Editor's note: A national study published this month credited the HPV vaccine with significantly dropping the infection rate among U.S. teens. "Infection with the viral strains that cause cancer dropped to 3.6 percent among girls ages 14 to 19 in 2010, from 7.2 percent in 2006," the New York Times reported.
Truth is (if you'll forgive my use of a conversation-starter favored by tweens and teens), I wasn't always a champion of the HPV vaccine. I did, however, eventually change my mind and had all four of my kids vaccinated.
As a number of recent studies show, I'm not alone. More parents are accepting the vaccine after learning about the long-term dangers of the human papillomavirus for both women and men, as Michael Douglas' recent admissions underscored. Though the focus was on girls during the vaccine's early years, insurance companies now routinely cover the cost of the vaccine for both girls and boys, my pediatrician told me.
I didn't really enjoy learning certain intimate details about Douglas' sexual history, but I'm grateful he brought the issue of men and HPV back into the national conversation. Plenty of Americans parents continue to dismiss the need to get their daughters vaccinated and don't even consider the series of shots for their sons.
I was there once. My initial reticence over the HPV vaccine probably comes from how I first heard of it, years ago during a dinner with a few fellow moms. One said that some girls on her daughter's soccer team had approached another mom after learning she was a nurse. These girls were concerned, you see, about some strange warts they'd found in their mouths. When the nurse-mom took a look, she saw what she knew to be signs of sexually transmitted infections.
Warts in their mouths? Suddenly I'd lost my appetite. "And, as for the boys they were with, those warts will be on their – well, you know…" my friend said. "It was human papilloma virus. From oral sex." At the time, my oldest child was in middle school, as were the aforementioned girls. I stumbled over my words. "Wait. What? Who are these girls?"
What had I wanted to hear? That they'd been recently released from a maximum-security juvenile detention center? Nope. They were just regular, young teens who were sexually active. Well, to be precise, they didn't consider themselves sexually active because it was "just" oral sex, not intercourse.
Back then, the last time my son had so much as admitted romantic feelings for someone was when as a first-grader, he told me that he was going to marry Kathy Selden, Debbie Reynolds' character in Singin' in the Rain. Here he was, only a few years later with peers who had STDs.
So, when he was about 12 and the doctor at our pediatrician's office handed me a HPV fact sheet and described the series of vaccines that they offered to prevent infection, I declined. My son wasn't even holding hands with girls, let alone – well, I couldn't even wrap my mind around it. In fact, I don't think he could either. He still desperately tried to bat the conversation away when my husband or I talked to him about puberty or anything even remotely related to sexuality.
A couple of years after declining the vaccine – now the mother of slightly older children whose lives seemed inexplicably more fragile and yet more secure at the same time – I said yes to it. Yes, we'll begin and complete the three-injection series. Yes, yes, yes.
I hadn't succumbed to the inevitability of my sons and daughters having sex in middle or high school. I'd just spent more time getting used to them growing up. I had talked it through more deeply with the trusted pediatricians who have cared for my children since they were tiny. One such doctor is Ruben Rucoba, a pediatrician, medical writer, and father of four whom I've known almost as long as I've been a mother. Dr. Rucoba, whose strong faith helped him survive cancer, is a strong proponent of the vaccine.

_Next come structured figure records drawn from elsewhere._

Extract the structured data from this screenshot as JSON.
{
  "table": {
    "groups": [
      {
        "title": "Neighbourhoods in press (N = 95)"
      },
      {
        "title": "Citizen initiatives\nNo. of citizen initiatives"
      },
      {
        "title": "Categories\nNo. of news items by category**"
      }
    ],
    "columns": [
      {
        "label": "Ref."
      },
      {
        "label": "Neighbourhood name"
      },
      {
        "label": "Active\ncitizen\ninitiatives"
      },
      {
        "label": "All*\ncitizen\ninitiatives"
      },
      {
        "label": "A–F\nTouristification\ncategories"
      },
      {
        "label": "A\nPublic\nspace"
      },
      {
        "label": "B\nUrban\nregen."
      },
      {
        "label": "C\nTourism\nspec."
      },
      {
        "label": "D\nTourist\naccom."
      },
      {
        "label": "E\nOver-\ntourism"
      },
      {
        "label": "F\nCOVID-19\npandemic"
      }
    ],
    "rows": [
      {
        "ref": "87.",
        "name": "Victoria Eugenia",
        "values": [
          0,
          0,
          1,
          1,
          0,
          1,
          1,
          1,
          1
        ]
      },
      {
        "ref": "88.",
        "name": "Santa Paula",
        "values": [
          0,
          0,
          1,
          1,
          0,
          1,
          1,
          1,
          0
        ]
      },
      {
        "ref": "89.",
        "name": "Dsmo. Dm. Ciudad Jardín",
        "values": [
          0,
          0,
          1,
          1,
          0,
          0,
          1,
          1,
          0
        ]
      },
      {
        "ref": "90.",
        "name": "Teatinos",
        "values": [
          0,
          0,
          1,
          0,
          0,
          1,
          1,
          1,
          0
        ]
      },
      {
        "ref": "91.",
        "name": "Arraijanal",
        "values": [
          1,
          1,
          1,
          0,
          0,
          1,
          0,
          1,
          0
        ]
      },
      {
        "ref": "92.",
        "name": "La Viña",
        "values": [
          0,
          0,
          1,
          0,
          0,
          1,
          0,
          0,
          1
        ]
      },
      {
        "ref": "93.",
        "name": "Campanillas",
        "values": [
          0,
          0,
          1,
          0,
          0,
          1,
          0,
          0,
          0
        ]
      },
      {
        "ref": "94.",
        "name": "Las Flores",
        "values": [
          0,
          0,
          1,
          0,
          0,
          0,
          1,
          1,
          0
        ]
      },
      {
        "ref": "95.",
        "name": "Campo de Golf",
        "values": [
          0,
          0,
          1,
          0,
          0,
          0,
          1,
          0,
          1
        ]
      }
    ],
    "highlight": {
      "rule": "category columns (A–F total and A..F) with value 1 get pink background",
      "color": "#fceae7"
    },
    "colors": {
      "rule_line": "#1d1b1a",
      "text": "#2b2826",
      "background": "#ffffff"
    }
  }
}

"Many parents feel that giving the vaccine is equivalent to expressing consent for their children to have sex," Rucoba said. "I advise them to look at it as a cancer prevention vaccine. The most ardent supporters of vaccination are the mothers who've dealt with cervical cancer themselves. Anybody who has encountered this cancer wants to do whatever they can to prevent it in their children."
Although my own children weren't yet sexually active, teens I knew well and truly respected had made erratic and unsafe choices as adolescents.
"Parents sometimes refuse the HPV vaccine because they maintain that 'If I did my job right, my children won't be having premarital sex,'" Dr. Rucoba said. "This couldn't be farther from the truth: if a teen or young adult is sexually active, that doesn't mean the parent failed. Teens don't always listen to their parents, and that's not the parents' fault. Teens can be impulsive, and they think they are invincible."
Rucoba explained that the vaccines are most effective when given long before sexual activity begins. Even when men and women do not have sexual contact until they're married, parents can't guarantee that their sons' or daughters' spouses will have made parallel decisions. "Are you willing to bet your child's life on that?" he asked.
Truth is, I hope my children will make choices that will allow them to enter into marriage someday as healthy, whole adults for whom their God-given sexuality is a gift, not a source of pain or woundedness.
Truth is, this raising kids thing is tricky.